The Fortanix Self-Defending KMS built-in load balancer can be of the following types:
Build-in Load Balancer
This is the default option with a single master node that receives and forwards all traffic. It supports automatic master failover. All nodes in this setup must share the subnet.
Figure 1: Built-in load balancer
L3 Load Balancer (ECMP Routing)
In this setup, the load balancer is integrated into network infrastructure and requires stateful routers. It supports automatic failover between multiple sites (different subnets).
Figure 2: L3 (ECMP Routing)
L4 Load Balancer
This setup requires a dedicated load balancer equipment. It integrates with Fortanix Self-Defending KMS node health checks. Depending on the load balancer capabilities, it supports automatic failover and multi-site.
Figure 3: L4 Load Balancer
L4 Load Balancer Setup
The suggested external load balancer setup is as follows:
- Only one DNS needs to be set for Fortanix Self-Defending KMS related services.
- The ports 443, 4445, and 5696 need to be open on the Load Balancer on the same DNS. Refer to Fortanix Self-Defending Port Requirements for details about these ports.
The following health checks are suggested:
- Port 443: HTTP health check on https://<DNS>/sys/v1/health with expected 204 HTTP status code.
- Port 4445: HTTP health check on https://<DNS>:4445/health with expected 204 HTTP status code.
- Port 5696: TCP Half-open check on DNS port 5696. Example command for health check:
$ netcat -v http://sdkms.onprem-dns.your-company.com 5696
Connection to http://sdkms.onprem-dns.your-company.com 5696 port [tcp/*] succeeded
For High availability, a round-robin method is used.

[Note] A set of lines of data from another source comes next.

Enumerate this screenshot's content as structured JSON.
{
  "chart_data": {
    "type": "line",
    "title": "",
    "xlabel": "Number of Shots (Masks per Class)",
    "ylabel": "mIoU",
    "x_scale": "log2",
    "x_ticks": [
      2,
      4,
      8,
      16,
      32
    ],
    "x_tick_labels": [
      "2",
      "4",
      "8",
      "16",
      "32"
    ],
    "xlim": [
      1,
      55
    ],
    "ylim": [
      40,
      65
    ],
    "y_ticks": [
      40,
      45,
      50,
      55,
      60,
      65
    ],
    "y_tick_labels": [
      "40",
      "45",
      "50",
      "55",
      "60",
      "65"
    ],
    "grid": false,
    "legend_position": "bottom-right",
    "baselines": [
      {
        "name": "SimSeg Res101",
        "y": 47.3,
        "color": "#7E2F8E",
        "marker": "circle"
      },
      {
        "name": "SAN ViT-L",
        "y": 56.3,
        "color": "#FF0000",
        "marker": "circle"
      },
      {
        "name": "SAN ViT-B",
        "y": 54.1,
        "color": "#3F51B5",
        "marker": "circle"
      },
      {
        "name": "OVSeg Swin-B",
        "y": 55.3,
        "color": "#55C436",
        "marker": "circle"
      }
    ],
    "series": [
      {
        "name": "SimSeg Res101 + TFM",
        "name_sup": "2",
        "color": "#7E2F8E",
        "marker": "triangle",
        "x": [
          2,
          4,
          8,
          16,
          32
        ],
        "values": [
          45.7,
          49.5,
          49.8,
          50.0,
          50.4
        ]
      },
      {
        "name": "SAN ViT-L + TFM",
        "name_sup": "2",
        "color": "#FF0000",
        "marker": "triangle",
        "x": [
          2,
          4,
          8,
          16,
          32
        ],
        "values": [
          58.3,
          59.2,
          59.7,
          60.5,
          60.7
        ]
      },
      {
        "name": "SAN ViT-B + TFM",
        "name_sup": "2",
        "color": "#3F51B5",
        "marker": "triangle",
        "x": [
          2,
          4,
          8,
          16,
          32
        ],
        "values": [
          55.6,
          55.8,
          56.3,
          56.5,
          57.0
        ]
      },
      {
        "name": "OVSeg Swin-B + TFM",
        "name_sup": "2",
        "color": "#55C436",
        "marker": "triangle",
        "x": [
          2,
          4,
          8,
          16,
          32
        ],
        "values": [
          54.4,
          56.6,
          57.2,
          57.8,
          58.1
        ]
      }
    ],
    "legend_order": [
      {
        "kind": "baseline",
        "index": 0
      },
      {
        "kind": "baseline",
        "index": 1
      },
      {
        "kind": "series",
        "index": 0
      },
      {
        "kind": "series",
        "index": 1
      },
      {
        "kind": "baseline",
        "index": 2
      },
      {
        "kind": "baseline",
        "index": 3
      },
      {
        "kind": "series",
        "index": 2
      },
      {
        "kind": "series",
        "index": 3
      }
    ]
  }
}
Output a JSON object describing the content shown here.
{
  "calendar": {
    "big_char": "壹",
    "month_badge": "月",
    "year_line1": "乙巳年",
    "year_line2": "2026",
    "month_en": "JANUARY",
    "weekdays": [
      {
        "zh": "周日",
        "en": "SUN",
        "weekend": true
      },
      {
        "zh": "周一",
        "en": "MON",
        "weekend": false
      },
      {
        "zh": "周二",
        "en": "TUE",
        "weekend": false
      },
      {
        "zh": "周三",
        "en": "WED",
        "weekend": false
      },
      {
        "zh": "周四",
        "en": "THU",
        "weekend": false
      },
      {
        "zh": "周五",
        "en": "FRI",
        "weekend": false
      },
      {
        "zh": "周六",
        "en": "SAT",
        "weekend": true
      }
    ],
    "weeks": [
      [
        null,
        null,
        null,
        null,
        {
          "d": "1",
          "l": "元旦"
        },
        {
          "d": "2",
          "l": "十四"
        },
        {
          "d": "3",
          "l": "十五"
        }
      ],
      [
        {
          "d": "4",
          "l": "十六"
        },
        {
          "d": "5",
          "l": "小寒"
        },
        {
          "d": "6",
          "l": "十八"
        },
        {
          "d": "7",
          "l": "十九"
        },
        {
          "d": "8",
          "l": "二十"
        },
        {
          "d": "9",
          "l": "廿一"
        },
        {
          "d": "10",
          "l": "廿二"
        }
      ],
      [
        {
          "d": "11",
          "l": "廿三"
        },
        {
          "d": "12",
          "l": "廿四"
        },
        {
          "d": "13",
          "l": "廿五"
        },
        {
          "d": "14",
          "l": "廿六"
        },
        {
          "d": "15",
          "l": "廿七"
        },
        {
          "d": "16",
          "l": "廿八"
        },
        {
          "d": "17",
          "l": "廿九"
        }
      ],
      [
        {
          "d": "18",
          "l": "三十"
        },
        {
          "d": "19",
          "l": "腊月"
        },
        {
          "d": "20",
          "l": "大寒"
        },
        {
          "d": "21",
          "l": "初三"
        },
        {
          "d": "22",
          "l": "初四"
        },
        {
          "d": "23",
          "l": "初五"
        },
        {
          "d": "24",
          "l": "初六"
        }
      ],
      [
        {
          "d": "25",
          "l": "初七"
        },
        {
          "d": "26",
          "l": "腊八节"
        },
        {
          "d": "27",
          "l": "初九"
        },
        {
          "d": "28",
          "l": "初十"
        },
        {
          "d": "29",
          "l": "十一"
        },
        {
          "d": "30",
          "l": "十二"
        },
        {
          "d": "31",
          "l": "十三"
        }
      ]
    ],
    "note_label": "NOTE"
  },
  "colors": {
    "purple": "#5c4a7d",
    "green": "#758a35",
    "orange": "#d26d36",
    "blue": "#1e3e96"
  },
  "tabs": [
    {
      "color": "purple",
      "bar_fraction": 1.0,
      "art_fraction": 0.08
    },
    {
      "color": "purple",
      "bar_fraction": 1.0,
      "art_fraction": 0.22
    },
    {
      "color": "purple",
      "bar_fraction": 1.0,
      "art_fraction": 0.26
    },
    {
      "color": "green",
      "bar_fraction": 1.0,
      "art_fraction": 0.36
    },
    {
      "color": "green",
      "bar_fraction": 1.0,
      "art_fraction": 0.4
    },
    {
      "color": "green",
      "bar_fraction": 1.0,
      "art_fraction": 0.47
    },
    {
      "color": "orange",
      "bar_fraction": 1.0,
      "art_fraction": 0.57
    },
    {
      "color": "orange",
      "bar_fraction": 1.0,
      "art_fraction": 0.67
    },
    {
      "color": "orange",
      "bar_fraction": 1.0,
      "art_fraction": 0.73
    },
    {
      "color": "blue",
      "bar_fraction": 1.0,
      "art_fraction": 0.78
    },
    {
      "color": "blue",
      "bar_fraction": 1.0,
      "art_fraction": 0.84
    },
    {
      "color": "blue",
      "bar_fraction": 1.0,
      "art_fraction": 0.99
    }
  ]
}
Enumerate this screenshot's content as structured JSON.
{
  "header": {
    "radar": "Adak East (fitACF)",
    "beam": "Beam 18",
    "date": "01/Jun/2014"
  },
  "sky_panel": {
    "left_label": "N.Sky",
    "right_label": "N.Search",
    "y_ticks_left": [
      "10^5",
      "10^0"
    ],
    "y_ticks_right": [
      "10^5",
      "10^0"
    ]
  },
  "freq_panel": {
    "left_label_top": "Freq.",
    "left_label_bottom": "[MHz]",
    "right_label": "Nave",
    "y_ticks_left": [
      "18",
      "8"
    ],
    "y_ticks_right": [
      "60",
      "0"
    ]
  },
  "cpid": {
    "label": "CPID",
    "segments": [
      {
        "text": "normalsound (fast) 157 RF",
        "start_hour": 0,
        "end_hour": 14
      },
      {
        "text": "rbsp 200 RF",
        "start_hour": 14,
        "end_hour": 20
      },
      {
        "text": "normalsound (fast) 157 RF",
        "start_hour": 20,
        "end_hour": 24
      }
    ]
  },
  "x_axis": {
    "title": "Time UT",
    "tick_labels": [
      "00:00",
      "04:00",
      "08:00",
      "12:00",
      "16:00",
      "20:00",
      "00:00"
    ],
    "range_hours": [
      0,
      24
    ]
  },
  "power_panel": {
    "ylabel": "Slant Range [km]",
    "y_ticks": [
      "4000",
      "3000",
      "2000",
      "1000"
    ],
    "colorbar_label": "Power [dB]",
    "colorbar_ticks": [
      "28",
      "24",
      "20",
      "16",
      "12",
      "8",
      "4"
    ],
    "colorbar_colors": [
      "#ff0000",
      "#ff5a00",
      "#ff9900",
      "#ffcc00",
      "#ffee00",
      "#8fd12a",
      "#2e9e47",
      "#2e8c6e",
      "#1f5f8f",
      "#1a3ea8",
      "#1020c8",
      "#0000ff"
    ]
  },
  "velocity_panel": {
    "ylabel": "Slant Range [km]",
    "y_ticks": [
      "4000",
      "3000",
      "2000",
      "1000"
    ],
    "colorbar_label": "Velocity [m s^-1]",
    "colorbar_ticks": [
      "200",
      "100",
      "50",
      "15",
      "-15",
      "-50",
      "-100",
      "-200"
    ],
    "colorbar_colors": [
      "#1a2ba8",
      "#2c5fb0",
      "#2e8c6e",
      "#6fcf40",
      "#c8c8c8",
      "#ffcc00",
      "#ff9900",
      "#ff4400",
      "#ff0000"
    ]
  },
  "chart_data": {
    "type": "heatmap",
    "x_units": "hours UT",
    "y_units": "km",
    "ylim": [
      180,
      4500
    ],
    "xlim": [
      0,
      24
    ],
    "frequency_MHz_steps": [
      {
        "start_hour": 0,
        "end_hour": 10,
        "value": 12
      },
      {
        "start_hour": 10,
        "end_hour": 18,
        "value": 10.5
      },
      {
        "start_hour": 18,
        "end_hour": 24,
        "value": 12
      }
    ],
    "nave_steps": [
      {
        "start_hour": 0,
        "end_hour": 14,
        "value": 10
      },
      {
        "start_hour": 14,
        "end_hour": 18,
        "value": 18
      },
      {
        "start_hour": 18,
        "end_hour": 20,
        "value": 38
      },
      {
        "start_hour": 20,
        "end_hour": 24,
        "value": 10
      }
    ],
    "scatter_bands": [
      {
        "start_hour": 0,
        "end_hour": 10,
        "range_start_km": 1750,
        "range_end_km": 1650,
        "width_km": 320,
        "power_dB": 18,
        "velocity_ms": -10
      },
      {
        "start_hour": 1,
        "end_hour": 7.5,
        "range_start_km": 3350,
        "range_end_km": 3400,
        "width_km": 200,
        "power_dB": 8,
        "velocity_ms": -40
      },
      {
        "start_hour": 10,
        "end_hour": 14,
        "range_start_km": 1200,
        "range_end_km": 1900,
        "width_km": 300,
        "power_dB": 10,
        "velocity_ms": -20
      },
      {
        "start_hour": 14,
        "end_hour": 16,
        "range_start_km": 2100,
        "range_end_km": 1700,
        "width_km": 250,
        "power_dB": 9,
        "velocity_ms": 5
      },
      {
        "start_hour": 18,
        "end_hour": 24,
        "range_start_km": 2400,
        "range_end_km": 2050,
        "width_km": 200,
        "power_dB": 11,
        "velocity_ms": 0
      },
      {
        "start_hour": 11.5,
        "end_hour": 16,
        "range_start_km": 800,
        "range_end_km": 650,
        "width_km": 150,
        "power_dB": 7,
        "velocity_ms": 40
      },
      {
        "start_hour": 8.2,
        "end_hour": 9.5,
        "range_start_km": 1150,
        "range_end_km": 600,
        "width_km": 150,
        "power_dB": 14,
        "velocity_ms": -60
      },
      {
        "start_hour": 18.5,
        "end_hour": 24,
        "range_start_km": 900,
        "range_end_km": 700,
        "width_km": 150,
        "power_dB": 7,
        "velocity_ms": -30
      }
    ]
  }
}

- Database: Fortanix Self-Defending KMS uses 2 databases – Cassandra and Elasticsearch. Both are distributed databases which have an instance running on every node in the cluster. Both the databases use a consistency protocol which requires a quorum of nodes to be available: (n/2)+1 for a cluster of size n. This defines a minimum cluster size of n=3 nodes.
- Kubernetes: The Fortanix Self-Defending KMS application runs inside a container, which is executed and orchestrated using Kubernetes. Part of the initial setup of nodes involves setting up a Kubernetes cluster and making the nodes part of that cluster. Provisioning of Fortanix Self-Defending KMS and software upgrades are done using Kubernetes commands thereafter.
- Intel SGX: The entire Fortanix Self-Defending KMS software runs inside an Intel® SGX enclave. This requires the Intel® SGX driver to be installed on the host, and the Intel® SGX platform software (PSW) to be installed in the Fortanix Self-Defending KMS container.
- Fortanix Self-Defending KMS Container: The Fortanix Self-Defending KMS application runs inside a Docker container. This includes several critical components of the application, such as; TLS termination, the webserver which parses REST APIs, the crypto library, key management logic, as well as the database driver.
- Fortanix Self-Defending KMS Web UI: The Fortanix Self-Defending KMS UI is served through an Nginx web server running inside the Fortanix Self-Defending KMS container.
- Monitoring Software: Every Fortanix Self-Defending KMS node runs a monitoring software agent. A system administrator can set alerts for various things, such as CPU load, temperature, network traffic, and so on in the monitoring server.
Figure 4 shows the architecture of a single Fortanix Self-Defending KMS node:
Figure 4: Architecture of a single Fortanix Self-Defending KMS node
High Availability
Fortanix Self-Defending KMS is typically installed in a high availability architecture. Due to the data consistency schema used, to remain fully operational, Fortanix Self-Defending KMS requires the majority of the nodes in the cluster to be available.
Which means for a
- 3 node cluster, at least 2 nodes should be available.
- 5 node cluster, at least 3 nodes should be available.
The Formula for the above is (n/2)+1 where n is the number of nodes in a cluster.
Due to the same reason, for a multi datacenter deployment, Fortanix suggests using at-least three Datacenters, to ensure service availability in case of failure in a single Datacenter.
Suggested architectures:
Figure 5: Three equal sites
Figure 6: Two equal sites + 1
A Fortanix Self-Defending KMS cluster is fully operational when there is a global quorum, which means that most of the nodes in the cluster (across all data centers) are available.